Ang Cui, founder and CEO of Red Balloon Security, agrees. "It's just going to waste a lot of people's time," he tells CSO. "If we have a detection system that reports false positives and everybody kind of punts that upstairs, what is that really going to do to improve the security of the infrastructure that we care about? You're just imposing additional costs and bureaucracy and paperwork on the thing."
"What I think we should do is stuff that actually improves the security of these devices," Cui says. Trying to stop the same type of software supply chain hacks that happened in the past "is not actually going to do much for real security for a ton of reasons. But basically, it's saying let's pass a law that prevents exactly the same thing that happened yesterday."
As far as mandating software build requirements and tracking the people who worked on the software, Cui is equally skeptical. "Just because you track human beings, it doesn't mean that person writes secure code. Is it going to waste a whole lot of time and resources? Probably."
Will the government make the same security mistakes again?
Karim Hijazi, Founder and CEO of cyberintelligence company Prevailion, fears that the federal government might make the same mistakes that it has in the past. "I worry that we keep repeating the narrative," he tells CSO. "It's Groundhog Day in the industry once again. I was around watching Einstein [a situational awareness system created within DHS] come online, and I was hoping dearly that it would be a good information-sharing effort. It's been nothing but a waste of time and money."
The real problem is not identifying vulnerabilities in systems but knowing that an adversary is already inside a network, which Hijazi contends is the case for virtually every major organization. "We need continuous awareness of what's going on so that we don't have something fester for six months. The dwell time of that adversary in these environments, as we see here, makes this absolutely insurmountable over time. The more embedded they are, the more you have to start from scratch."

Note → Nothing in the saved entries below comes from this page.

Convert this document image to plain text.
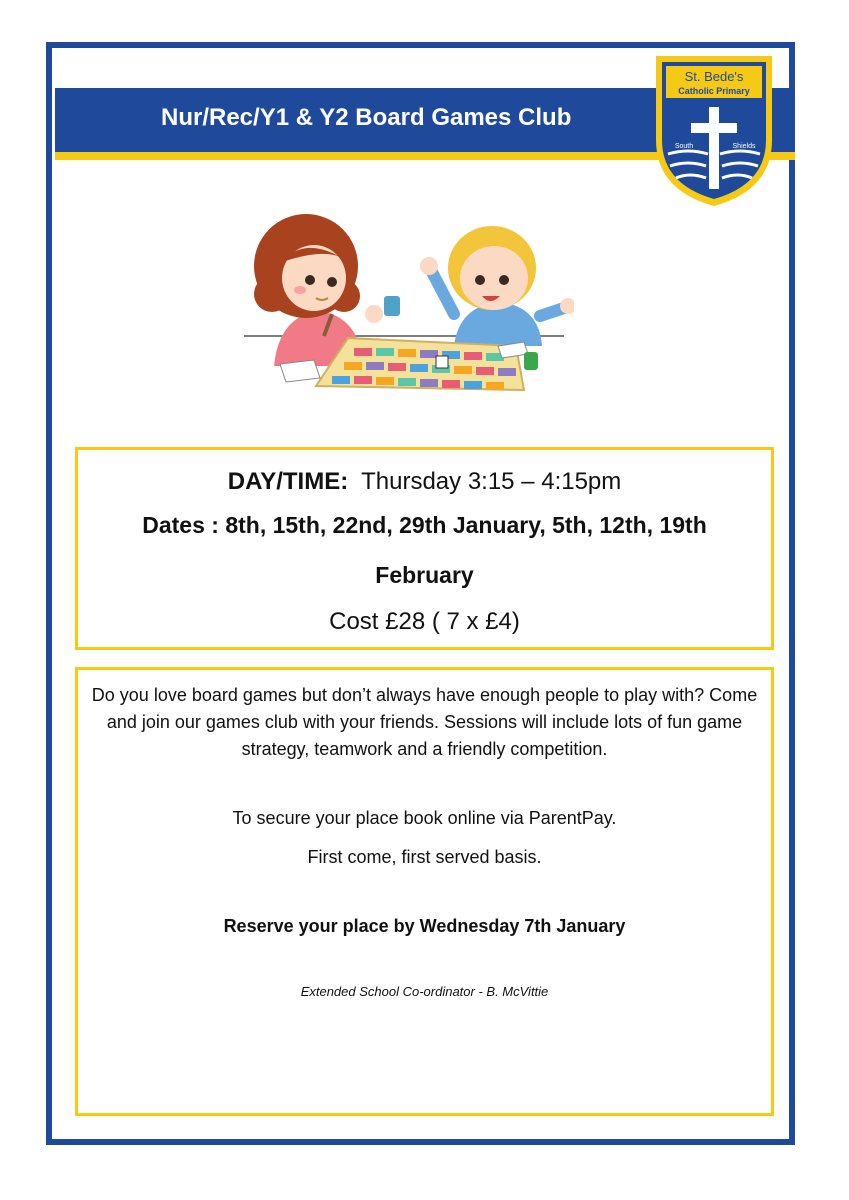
Nur/Rec/Y1 & Y2 Board Games Club
St. Bede's
Catholic Primary
South	Shields
DAY/TIME: Thursday 3:15 – 4:15pm
Dates : 8th, 15th, 22nd, 29th January, 5th, 12th, 19th
February
Cost £28 ( 7 x £4)
Do you love board games but don’t always have enough people to play with? Come and join our games club with your friends. Sessions will include lots of fun game strategy, teamwork and a friendly competition.
To secure your place book online via ParentPay.
First come, first served basis.
Reserve your place by Wednesday 7th January
Extended School Co-ordinator - B. McVittie
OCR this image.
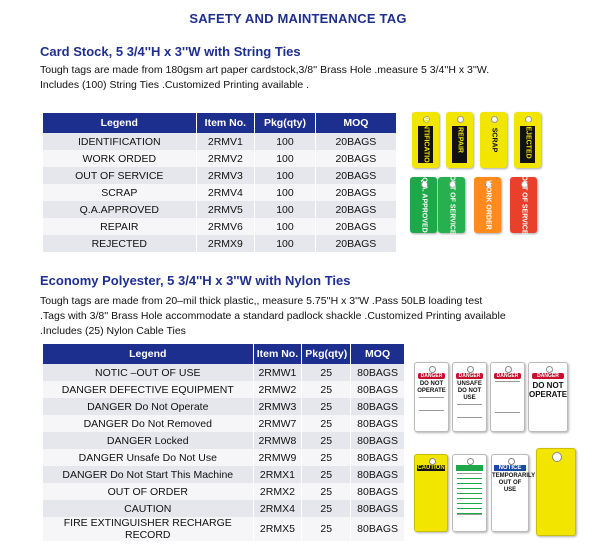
SAFETY AND MAINTENANCE TAG
Card Stock, 5 3/4''H x 3''W with String Ties
Tough tags are made from 180gsm art paper cardstock,3/8'' Brass Hole .measure 5 3/4''H x 3''W.
Includes (100) String Ties .Customized Printing available .
Legend	Item No.	Pkg(qty)	MOQ
IDENTIFICATION	2RMV1	100	20BAGS
WORK ORDED	2RMV2	100	20BAGS
OUT OF SERVICE	2RMV3	100	20BAGS
SCRAP	2RMV4	100	20BAGS
Q.A.APPROVED	2RMV5	100	20BAGS
REPAIR	2RMV6	100	20BAGS
REJECTED	2RMX9	100	20BAGS
IDENTIFICATION	REPAIR	SCRAP	REJECTED
Q.A. APPROVED	OUT OF SERVICE	WORK ORDER	OUT OF SERVICE
Economy Polyester, 5 3/4''H x 3''W with Nylon Ties
Tough tags are made from 20–mil thick plastic,, measure 5.75''H x 3''W .Pass 50LB loading test
.Tags with 3/8'' Brass Hole accommodate a standard padlock shackle .Customized Printing available
.Includes (25) Nylon Cable Ties
Legend	Item No.	Pkg(qty)	MOQ
NOTIC –OUT OF USE	2RMW1	25	80BAGS
DANGER DEFECTIVE EQUIPMENT	2RMW2	25	80BAGS
DANGER Do Not Operate	2RMW3	25	80BAGS
DANGER Do Not Removed	2RMW7	25	80BAGS
DANGER Locked	2RMW8	25	80BAGS
DANGER Unsafe Do Not Use	2RMW9	25	80BAGS
DANGER Do Not Start This Machine	2RMX1	25	80BAGS
OUT OF ORDER	2RMX2	25	80BAGS
CAUTION	2RMX4	25	80BAGS
FIRE EXTINGUISHER RECHARGE RECORD	2RMX5	25	80BAGS
DANGER
DO NOT OPERATE
DANGER
UNSAFE DO NOT USE
DANGER	DANGER
DO NOT OPERATE
CAUTION	NOTICE
TEMPORARILY OUT OF USE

Hijazi is not optimistic that the Biden administration's EO will advance the ball to better cybersecurity. "At this stage of the game, you're asking the same people to dust off the same playbook over and over again. They should allow the entrant of some fresh blood; some harder questions being answered."
Like many other cybersecurity professionals, Hijazi doesn't have a lot of faith that the federal government is qualified to handle hacks on the SolarWinds or Microsoft Exchange scale. "When SolarWinds happened, we got a call set up with CISA. They canceled our call because they were in the throes of being compromised themselves. Then the Department of Energy called CISA saying ‘we need help.’ CISA said, 'We can't help right now. We're busy with our own problems.' And now you guys are in charge of coming up with a solution?"